Je crois que l'égoïsme est ce qui se cache derrière les gens sans enfant. L'égoïsme et la peur des responsabilités. Parce qu'avoir des enfants c'est la seule façon de vraiment redonner au suivant, ou devenir travailleur humanitaire à plein temps, c'est la seule façon de partager ce qu'on a reçu de nos parents et de la société.

J'ai trois sociétés, les responsabilités, j'en bouffe, j'en bois et j'en chie tous les jours et H24. Je me lève avec, je vis avec, je me couche avec et parfois même j'en rêve donc je dors avec. Croyez le ou non, c'est tellement fatigant que des fois, dans des moments de profonds égarements il m'est arrivé de me dire que j'aurais mieux fait de pondre, parce que prendre soin de la chair de ma chair me semble plus simple et plus abordable sous bien des aspects. Mais avoir un enfant ça se réfléchit, d'ailleurs si tout le monde passait par cette étape de réflexion, y aurait moins de gosses malheureux et de parentalités mal vécues (...). Quant à mon égoïsme, nous allons y revenir.

Au bout de 10 ans je vais avoir fait 14 600 heures d'aide au devoir et mon chum va avoir fait 5 720 brassées de lavage et nous allons avoir passé plus de 5 500 heures à préparer des repas.

Ah ben je vais ranger mon mouchoir alors, parce que si on considère que vous avez compté vos heures, c'est que vous avez quand-même du temps libre donc le tableau n'est pas si horrible, ouf!

On le fait par amour. Mes enfants sont ce qu'il y a de plus important pour moi. Mais même si je le fais par amour, j'offre énormément à ceux qui n'ont pas d'enfant... Je travaille pour eux. Je contribue au futur de la société.

Vous voulez parler de ces choses qui hurlent dans les oreilles de tout le monde dans les lieux publics? C'est troooop sympa de votre part! ;)

Je travaille, je paie des impôts et en plus j'élève des enfants. Sans enfant, sans relève, la société ne fonctionne plus.

C'est donc ça qui vous fait vous sentir investie de la mission divine de procréer? Je croyais que vous parliez d'amour, pardon! Vous savez vous n'étiez pas obligée, y aura toujours des gens pour se reproduire, aucune inquiétude à avoir pour cette société à laquelle vous êtes tellement dévouée j'vous assure!

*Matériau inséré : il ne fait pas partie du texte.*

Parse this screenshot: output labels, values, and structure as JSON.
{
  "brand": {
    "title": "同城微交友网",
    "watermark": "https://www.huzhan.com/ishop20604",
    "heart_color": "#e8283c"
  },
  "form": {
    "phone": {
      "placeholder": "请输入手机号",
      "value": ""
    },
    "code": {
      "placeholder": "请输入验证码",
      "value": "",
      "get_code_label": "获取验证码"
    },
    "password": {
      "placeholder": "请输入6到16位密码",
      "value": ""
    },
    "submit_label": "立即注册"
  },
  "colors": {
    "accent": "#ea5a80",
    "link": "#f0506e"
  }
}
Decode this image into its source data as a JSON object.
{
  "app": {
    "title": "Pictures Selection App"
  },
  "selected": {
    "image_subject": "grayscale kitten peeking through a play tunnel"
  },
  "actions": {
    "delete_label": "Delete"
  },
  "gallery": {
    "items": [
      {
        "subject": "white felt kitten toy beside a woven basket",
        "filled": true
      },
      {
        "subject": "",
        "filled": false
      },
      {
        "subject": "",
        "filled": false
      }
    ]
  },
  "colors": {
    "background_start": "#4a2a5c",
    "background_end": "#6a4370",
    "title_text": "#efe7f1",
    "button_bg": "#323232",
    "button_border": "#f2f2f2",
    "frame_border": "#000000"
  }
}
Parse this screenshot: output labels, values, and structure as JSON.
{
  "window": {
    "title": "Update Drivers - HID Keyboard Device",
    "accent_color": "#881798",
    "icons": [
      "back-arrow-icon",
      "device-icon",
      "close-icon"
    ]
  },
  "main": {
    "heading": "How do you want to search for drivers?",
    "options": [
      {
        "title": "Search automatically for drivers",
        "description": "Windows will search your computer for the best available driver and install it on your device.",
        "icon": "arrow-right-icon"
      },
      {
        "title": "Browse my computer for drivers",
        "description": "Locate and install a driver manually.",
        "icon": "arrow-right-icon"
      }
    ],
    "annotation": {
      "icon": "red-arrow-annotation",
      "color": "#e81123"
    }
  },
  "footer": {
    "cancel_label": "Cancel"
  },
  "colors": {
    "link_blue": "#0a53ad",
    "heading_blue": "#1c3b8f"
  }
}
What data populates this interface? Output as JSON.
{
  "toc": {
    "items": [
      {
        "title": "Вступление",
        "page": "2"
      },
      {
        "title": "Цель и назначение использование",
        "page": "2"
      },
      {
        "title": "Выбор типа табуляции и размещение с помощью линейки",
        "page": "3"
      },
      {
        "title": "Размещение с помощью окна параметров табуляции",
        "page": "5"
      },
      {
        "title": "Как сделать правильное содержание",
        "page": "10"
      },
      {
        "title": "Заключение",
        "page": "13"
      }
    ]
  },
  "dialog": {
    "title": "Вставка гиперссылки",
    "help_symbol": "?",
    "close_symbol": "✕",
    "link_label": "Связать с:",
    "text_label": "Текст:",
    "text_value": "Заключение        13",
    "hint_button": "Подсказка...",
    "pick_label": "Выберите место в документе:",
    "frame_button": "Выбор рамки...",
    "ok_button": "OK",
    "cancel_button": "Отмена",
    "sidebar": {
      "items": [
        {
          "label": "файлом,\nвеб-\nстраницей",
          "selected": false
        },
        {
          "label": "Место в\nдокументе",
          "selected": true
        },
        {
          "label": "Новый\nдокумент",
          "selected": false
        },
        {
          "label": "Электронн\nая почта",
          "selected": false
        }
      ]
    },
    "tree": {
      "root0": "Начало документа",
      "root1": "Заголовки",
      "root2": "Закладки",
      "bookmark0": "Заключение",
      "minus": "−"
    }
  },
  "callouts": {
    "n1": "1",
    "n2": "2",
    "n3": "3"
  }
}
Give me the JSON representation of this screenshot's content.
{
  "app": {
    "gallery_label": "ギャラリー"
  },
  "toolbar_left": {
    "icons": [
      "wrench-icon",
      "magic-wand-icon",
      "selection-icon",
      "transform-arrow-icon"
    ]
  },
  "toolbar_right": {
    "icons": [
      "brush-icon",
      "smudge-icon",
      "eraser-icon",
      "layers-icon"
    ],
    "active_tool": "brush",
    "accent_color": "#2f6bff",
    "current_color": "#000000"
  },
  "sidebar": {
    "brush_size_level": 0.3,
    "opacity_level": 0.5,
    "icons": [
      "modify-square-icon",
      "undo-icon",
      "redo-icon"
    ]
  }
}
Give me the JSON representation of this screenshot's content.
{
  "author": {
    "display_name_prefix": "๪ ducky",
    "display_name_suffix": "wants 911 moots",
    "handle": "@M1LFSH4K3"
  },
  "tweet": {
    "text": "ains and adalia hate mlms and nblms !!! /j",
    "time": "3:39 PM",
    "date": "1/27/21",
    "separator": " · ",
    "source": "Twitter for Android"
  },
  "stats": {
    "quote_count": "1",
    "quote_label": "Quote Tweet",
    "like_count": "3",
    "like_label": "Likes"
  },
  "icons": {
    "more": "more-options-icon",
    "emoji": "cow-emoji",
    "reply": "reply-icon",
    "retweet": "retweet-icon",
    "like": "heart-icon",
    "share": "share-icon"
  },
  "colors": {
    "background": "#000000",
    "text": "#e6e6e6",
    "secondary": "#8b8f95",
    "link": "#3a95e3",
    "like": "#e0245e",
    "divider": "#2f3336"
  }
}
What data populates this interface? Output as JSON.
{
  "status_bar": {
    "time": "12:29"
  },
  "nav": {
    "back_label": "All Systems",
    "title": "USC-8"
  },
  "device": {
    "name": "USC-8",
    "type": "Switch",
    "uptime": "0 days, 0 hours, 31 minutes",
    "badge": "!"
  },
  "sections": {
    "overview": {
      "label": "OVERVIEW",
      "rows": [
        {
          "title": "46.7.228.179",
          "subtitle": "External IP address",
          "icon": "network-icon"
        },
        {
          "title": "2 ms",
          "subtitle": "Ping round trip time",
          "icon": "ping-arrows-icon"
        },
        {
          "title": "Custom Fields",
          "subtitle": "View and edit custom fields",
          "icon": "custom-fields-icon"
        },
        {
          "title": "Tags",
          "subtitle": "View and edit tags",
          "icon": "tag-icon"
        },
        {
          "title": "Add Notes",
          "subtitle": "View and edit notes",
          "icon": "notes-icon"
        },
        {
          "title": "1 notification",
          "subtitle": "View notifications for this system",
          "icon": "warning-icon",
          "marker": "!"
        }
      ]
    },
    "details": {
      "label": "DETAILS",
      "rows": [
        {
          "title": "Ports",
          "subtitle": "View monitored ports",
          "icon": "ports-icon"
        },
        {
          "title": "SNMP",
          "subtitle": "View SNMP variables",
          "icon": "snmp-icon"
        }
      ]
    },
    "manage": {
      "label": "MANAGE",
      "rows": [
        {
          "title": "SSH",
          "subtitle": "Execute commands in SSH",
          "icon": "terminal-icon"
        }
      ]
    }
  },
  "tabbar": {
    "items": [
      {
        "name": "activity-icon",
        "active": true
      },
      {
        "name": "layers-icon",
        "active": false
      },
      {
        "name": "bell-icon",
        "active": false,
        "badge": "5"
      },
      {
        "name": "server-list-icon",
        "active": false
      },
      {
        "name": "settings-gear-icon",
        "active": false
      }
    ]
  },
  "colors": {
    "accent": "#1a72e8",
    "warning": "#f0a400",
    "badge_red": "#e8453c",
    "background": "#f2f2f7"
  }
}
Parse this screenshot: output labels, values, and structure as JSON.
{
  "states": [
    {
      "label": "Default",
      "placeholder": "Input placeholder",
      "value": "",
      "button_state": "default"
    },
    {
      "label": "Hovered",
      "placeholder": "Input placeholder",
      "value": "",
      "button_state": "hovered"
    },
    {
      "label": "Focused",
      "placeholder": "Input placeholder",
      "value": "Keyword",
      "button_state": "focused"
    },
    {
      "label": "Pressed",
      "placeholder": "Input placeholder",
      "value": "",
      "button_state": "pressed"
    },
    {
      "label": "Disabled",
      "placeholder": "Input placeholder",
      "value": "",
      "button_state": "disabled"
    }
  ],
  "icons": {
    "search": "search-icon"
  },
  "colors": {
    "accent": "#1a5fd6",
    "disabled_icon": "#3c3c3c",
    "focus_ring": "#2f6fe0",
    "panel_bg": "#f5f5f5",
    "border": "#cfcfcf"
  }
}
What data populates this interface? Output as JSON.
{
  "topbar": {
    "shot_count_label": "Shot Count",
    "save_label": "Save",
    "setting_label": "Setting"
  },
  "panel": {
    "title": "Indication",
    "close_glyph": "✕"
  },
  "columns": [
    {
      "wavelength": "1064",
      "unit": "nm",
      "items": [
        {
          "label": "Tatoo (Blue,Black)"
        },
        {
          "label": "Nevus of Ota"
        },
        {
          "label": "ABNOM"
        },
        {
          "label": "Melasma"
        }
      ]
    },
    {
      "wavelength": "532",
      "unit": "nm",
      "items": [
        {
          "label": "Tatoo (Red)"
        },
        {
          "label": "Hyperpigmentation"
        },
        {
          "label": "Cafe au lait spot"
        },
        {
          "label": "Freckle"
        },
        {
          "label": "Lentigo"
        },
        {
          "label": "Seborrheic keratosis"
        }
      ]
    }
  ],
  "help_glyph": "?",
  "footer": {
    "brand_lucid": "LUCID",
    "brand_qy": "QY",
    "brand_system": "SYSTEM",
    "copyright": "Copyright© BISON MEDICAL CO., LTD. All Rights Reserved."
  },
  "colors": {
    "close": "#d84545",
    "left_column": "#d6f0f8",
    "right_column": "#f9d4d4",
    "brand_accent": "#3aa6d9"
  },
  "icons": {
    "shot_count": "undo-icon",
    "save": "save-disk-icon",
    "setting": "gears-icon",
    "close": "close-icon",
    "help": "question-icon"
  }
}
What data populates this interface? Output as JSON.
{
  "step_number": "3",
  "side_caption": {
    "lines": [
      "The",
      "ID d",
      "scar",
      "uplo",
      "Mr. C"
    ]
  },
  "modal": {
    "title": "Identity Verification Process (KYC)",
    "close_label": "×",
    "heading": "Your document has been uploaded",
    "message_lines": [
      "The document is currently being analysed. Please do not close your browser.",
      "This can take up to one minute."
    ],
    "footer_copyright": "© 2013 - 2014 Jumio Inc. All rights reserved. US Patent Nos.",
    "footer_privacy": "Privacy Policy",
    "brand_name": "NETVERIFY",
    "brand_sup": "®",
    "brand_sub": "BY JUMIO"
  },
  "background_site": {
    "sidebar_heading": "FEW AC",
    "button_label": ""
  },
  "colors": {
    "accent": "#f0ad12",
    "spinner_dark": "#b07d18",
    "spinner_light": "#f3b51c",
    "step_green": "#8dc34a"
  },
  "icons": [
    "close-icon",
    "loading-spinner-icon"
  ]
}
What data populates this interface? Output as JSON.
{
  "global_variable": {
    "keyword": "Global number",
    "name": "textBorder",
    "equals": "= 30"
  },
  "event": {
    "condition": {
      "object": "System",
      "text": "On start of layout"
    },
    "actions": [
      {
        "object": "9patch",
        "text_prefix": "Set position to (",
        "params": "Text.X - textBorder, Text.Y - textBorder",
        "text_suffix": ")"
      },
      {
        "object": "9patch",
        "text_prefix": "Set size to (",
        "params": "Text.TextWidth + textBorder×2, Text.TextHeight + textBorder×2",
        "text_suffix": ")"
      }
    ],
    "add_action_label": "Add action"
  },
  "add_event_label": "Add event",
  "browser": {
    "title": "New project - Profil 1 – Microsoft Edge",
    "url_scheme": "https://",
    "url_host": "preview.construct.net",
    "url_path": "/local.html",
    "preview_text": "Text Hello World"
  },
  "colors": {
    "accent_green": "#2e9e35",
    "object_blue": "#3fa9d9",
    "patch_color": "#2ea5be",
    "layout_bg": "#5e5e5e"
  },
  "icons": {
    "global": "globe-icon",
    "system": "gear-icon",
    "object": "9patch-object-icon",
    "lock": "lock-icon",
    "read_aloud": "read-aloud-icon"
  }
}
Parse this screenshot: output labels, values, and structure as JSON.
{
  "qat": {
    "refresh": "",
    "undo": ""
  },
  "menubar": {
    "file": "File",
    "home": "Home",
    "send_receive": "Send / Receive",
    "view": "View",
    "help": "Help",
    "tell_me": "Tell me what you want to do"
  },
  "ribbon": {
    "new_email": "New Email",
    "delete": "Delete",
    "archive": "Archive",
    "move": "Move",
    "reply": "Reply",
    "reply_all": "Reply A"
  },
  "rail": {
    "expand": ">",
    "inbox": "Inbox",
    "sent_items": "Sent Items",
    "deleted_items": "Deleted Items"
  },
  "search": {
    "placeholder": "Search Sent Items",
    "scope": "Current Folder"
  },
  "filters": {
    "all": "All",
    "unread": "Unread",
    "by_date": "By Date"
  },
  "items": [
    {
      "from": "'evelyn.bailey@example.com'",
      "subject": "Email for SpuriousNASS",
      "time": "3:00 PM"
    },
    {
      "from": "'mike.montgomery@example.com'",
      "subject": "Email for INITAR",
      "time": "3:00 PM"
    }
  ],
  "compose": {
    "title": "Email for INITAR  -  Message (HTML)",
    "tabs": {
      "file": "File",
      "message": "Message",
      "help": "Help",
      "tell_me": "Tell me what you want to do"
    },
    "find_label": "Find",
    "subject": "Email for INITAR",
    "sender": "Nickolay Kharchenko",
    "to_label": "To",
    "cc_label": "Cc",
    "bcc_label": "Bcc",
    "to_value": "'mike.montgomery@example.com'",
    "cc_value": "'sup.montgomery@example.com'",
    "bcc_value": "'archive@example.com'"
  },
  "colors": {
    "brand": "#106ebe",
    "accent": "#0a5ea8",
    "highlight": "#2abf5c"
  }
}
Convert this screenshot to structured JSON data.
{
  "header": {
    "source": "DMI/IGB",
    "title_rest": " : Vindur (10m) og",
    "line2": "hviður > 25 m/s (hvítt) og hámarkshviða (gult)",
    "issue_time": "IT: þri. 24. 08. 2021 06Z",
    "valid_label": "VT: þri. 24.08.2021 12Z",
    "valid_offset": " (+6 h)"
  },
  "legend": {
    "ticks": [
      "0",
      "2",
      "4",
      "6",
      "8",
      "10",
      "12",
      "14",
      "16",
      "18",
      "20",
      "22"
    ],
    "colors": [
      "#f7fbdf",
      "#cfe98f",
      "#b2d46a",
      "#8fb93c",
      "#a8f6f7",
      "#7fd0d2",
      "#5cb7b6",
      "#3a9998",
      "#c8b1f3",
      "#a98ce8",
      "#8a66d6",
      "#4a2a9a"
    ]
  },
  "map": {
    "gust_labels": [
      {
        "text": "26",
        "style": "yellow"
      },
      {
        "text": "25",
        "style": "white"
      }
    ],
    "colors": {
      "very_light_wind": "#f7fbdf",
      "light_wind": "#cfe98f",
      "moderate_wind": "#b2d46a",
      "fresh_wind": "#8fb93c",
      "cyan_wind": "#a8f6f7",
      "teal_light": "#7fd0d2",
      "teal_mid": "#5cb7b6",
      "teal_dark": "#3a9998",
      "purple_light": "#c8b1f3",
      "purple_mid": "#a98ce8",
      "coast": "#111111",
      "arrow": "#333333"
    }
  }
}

Pourtant, je ne retire aucun bénéfice de la part de l'État pour mon travail de parent. Comme je gagne bien ma vie, financièrement l'État ne me donne rien. Sans compter que la société ne valorise pas vraiment le statut de mère et de père.

On n'habite pas dans le même pays, mais c'est une réflexion que je me suis faite également: on devrait valoriser le travail de parents, car ça demande du courage et puis surtout ça les motiverait peut-être à bien élever leurs rejetons. De là à être récompensé pour ça par contre faut peut être pas pousser non plus. Avoir des enfants est facultatif, personne ne vous oblige à en faire, et personne d'autre que vous ne peut assumer votre choix d'en avoir. A côté de ça vous auriez tout aussi bien pu prendre la pilule et faire autre chose que de dire de la merde sur les autres, par exemple.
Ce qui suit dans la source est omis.